Wow. That was an essay. I hope that people can understand why I’m not around on the ‘nets too much right now and why it seems I have abandoned my blogs. I’m not Scouting at the moment and The Mini Club has taken a back seat too.

I will try and update fairly regularly with how I am getting on. Thanks for reading this far!

5 Comments

George  on October 30th, 2007

What can I say?
As you say, we are there for you both, as and when you need us.
It takes a lot of balls to go through what you are going through and not give up completely.
Hopefully it won’t be long before you will both be fit and coping again.
All our love

Pete  on October 30th, 2007

It takes a fuckton of guts to write something like this, let alone to post it online for anyone to read. Anyone with half a brain and an ounce of compassion should sympathise with your plight. If they don’t, they need to take a damn long, hard look in the mirror and come to terms with the fact they are a total fuckwit.

They have probably already told you this, but any kind of antidepressant takes two weeks for your body to adjust to. Nauseau is a common one, I felt like hurling every time I took Seroxat or Paroxetine. It wears off, but medication is only a band-aid over the problem. Sort the problems out, you don’t need the meds any more.

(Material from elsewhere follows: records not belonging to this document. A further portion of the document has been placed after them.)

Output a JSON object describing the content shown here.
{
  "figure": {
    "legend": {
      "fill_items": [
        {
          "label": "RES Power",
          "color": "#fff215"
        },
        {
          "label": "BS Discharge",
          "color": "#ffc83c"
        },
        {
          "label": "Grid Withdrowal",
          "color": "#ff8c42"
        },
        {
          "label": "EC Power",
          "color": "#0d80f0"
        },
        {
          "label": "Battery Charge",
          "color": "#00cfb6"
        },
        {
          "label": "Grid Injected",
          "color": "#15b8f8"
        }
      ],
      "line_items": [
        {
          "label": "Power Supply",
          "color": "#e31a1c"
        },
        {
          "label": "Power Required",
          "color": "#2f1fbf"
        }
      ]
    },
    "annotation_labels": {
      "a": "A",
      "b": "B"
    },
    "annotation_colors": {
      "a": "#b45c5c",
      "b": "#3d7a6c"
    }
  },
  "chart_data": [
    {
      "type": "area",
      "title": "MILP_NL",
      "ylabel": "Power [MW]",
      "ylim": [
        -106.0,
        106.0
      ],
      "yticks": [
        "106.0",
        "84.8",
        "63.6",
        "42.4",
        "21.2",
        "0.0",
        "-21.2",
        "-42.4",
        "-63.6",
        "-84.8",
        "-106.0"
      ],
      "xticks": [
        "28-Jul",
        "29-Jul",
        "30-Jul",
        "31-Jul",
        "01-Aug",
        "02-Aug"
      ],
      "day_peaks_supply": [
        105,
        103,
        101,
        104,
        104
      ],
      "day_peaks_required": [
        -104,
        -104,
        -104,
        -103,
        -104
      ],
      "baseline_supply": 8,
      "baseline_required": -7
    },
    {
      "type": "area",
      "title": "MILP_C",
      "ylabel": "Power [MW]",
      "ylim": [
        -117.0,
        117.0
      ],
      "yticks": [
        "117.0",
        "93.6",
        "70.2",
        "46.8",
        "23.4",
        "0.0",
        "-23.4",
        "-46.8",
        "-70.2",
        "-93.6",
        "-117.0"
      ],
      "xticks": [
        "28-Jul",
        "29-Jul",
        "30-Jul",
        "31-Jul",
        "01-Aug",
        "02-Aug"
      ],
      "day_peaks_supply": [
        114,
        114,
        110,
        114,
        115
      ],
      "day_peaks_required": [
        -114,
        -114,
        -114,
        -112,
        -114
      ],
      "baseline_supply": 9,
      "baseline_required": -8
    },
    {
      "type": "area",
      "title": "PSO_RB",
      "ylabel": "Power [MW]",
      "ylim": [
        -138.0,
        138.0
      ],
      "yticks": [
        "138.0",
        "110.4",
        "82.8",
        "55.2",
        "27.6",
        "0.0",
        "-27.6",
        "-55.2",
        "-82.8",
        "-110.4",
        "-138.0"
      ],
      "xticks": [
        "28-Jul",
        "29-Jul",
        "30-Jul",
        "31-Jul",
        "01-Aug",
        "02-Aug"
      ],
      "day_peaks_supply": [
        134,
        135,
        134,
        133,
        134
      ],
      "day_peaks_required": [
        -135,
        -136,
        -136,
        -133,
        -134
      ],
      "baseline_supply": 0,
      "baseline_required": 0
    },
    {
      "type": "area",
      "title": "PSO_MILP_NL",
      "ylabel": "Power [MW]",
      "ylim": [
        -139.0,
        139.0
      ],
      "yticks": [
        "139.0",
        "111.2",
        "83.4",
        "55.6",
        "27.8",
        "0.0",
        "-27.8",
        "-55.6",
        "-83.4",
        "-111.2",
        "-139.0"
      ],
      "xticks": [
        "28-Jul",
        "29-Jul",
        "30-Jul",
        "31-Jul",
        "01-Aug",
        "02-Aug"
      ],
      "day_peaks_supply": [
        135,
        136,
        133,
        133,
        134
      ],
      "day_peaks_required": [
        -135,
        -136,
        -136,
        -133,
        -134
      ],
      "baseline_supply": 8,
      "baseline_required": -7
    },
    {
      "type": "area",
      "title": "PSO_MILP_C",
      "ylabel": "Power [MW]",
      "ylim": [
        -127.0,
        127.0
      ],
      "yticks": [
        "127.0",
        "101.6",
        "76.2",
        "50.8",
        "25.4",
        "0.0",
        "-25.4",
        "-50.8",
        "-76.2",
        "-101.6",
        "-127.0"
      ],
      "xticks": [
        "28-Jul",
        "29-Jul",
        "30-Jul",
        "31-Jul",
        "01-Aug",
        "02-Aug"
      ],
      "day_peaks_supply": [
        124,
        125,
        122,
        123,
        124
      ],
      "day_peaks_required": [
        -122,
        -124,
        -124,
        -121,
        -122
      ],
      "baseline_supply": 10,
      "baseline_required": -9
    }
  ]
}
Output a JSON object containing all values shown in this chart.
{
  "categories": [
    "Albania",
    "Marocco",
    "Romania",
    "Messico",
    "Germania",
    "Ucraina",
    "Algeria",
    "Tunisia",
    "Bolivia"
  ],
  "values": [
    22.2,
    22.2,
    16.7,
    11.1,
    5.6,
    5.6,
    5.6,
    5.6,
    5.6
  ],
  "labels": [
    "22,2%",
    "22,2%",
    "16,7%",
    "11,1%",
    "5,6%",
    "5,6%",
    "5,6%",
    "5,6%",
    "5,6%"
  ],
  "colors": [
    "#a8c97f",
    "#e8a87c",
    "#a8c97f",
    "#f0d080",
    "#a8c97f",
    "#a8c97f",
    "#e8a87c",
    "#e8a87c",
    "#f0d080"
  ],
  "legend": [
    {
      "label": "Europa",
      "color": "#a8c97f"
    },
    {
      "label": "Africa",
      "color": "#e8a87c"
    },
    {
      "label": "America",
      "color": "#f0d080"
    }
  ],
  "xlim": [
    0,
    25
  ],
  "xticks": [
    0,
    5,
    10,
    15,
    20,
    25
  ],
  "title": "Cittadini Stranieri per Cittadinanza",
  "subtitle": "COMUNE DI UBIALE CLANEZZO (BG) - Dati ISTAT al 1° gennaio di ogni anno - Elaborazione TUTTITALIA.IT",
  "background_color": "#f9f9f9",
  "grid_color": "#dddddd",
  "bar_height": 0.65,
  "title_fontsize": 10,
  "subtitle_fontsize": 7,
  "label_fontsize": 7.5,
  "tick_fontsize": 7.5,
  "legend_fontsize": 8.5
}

Good luck mate, I’m glad you’ve cleared the house up. Keep it up soldier!

Paul  on October 30th, 2007

Shit Collin, You hang in there bud and things will come good in the end. I am thinking of you both.

Cornell Finch - Seriously? Seriously!  on October 30th, 2007

[...] This is a kind of follow-on and clarification on some of the things I said in my last post [...]

Pam  on October 31st, 2007

I know I said it before but what the heck…

I’m always here for you both and I will help in any way I can. Hang in there hun, it will get better.